Documenting the life of a 16th Century hiker and human rights activist

AIC English Professor Robin Varnum and her new book.

AIC English Professor Robin Varnum and her new book.

Mary Ellen Lowney, Publisher

The roots of English Professor Robin Varnum’s new book – about Álvar Núñez Cabeza de Vaca: American Trailblazer – go back two decades, when she first read about the explorer whom many consider a man ahead of his time.

Cabeza de Vaca survived the harrowing Spanish Narváez expedition to the Gulf Coast of Texas in 1528, lived for six years among Texas Indians, and then hiked with the three other survivors the 2,500 miles to Mexico City.

Prof. Varnum, who is chair of the English Department, was leading library discussions in the early 1990s on books whose themes were first-contact accounts. It was during this time that she came across the story of the brave explorer.

“I found him fascinating,” said Prof. Varnum, whose book is the first single-volume, cradle-to-grave account of Cabeza de Vaca’s life. The 368-page book was published by the University of Oklahoma, and will be available soon in the AIC Bookstore.

“I really got into the story. I very much identified with Cabeza de Vaca. The more I learned about him, the more I felt we had a lot in common,” she said. “He was a great hiker, he did that amazing hike into Mexico. Hiking is what I love to do. My native state is Arizona, and this is very much a southwestern United States story.”

Cover of 'Álvar Núñez Cabeza de Vaca: American Trailblazer.'
Cover of ‘Álvar Núñez Cabeza de Vaca: American Trailblazer.’

Varnum also identified with Cabeza de Vaca’s spirituality, and with his penchant for standing up to authority, sometimes at his own peril, in defense of the treatment of American Indians.

Cabeza de Vaca’s eight-year hike led him through vast stretches of the American southwest, a journey that he documented in his own account. His book, ‘La Relación,’ was first published in 1542 and is still considered one of the great travel stories of all time and the beginning of New World literature. It is the same book that inspired Varnum to do her own research, and ultimately, write her newest book.

The AIC community is welcome to a reception on campus for Varnum, where her book will be on sale, on Thursday Oct. 23 at 11 a.m. in the Bradley Room.

Prof. Varnum’s book goes beyond the voyage to the story of the man who, on arrival to Mexico City, was horrified to see that Indians were being enslaved. He later served as governor of Río de la Plata and used this platform to protect the people of his province. Eventually, his compatriots mutinied against him and sent him back to Spain in chains to stand trial before the Royal Council of the Indies.

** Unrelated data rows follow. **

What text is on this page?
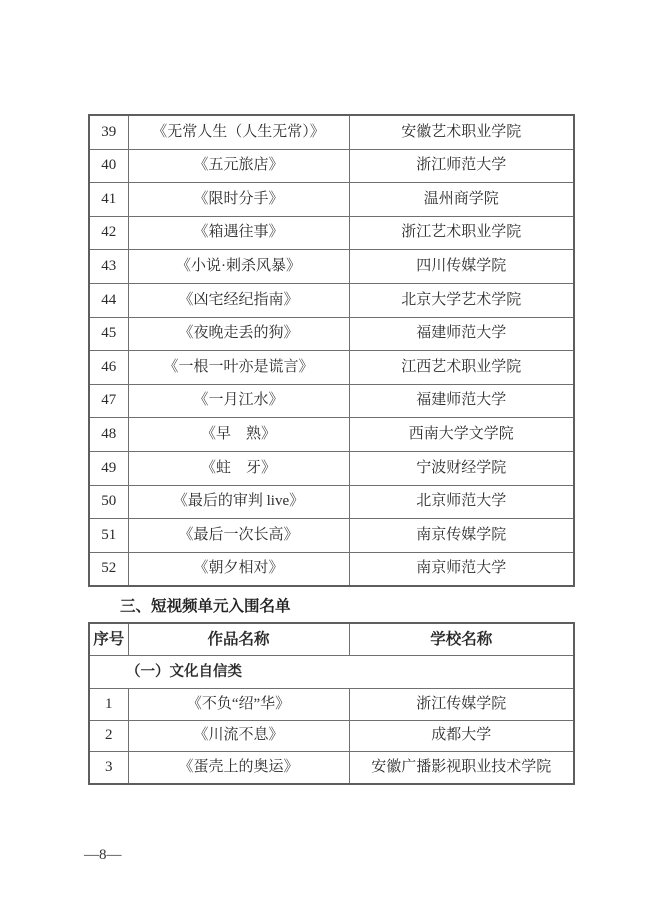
39	《无常人生（人生无常）》	安徽艺术职业学院
40	《五元旅店》	浙江师范大学
41	《限时分手》	温州商学院
42	《箱遇往事》	浙江艺术职业学院
43	《小说·刺杀风暴》	四川传媒学院
44	《凶宅经纪指南》	北京大学艺术学院
45	《夜晚走丢的狗》	福建师范大学
46	《一根一叶亦是谎言》	江西艺术职业学院
47	《一月江水》	福建师范大学
48	《早　熟》	西南大学文学院
49	《蛀　牙》	宁波财经学院
50	《最后的审判 live》	北京师范大学
51	《最后一次长高》	南京传媒学院
52	《朝夕相对》	南京师范大学
三、短视频单元入围名单
序号	作品名称	学校名称
（一）文化自信类		
1	《不负“绍”华》	浙江传媒学院
2	《川流不息》	成都大学
3	《蛋壳上的奥运》	安徽广播影视职业技术学院
—8—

In Álvar Núñez Cabeza de Vaca: American Trailblazer Prof. Varnum writes of the entire life of Cabeza de Vaca, from childhood to his death in about 1558 at the approximate age of 68.

While Prof. Varnum found her inspiration 20 years ago, she didn’t begin researching in earnest until 2003, and the writing came slowly – 1.5 chapter or so each summer – until she went on sabbatical during the academic year 2010-11 and focused on it. She said she is pleased with the result, and hopes her readers are as well.

Prof. Varnum has a bachelor’s degree from William Jewell College in Missouri, a master’s degree in English from the University of Washington, and a doctorate in education from the University of Massachusetts at Amherst.

From 1971-73, she served as a U.S. Peace Corps volunteer in rural Afghanistan, teaching English as a second language at a girls’ school.

She is the author of ‘Fencing with Words’ (1996) and the editor, with Christina T. Gibbons, of ‘The Language of Comics: Word and Image’ (2001).

To get in shape for writing about a man who walked more than 2,500 miles, she hiked the Appalachian Trail across her home state of Massachusetts. She has also hiked sections of the Camino de Santiago in Spain.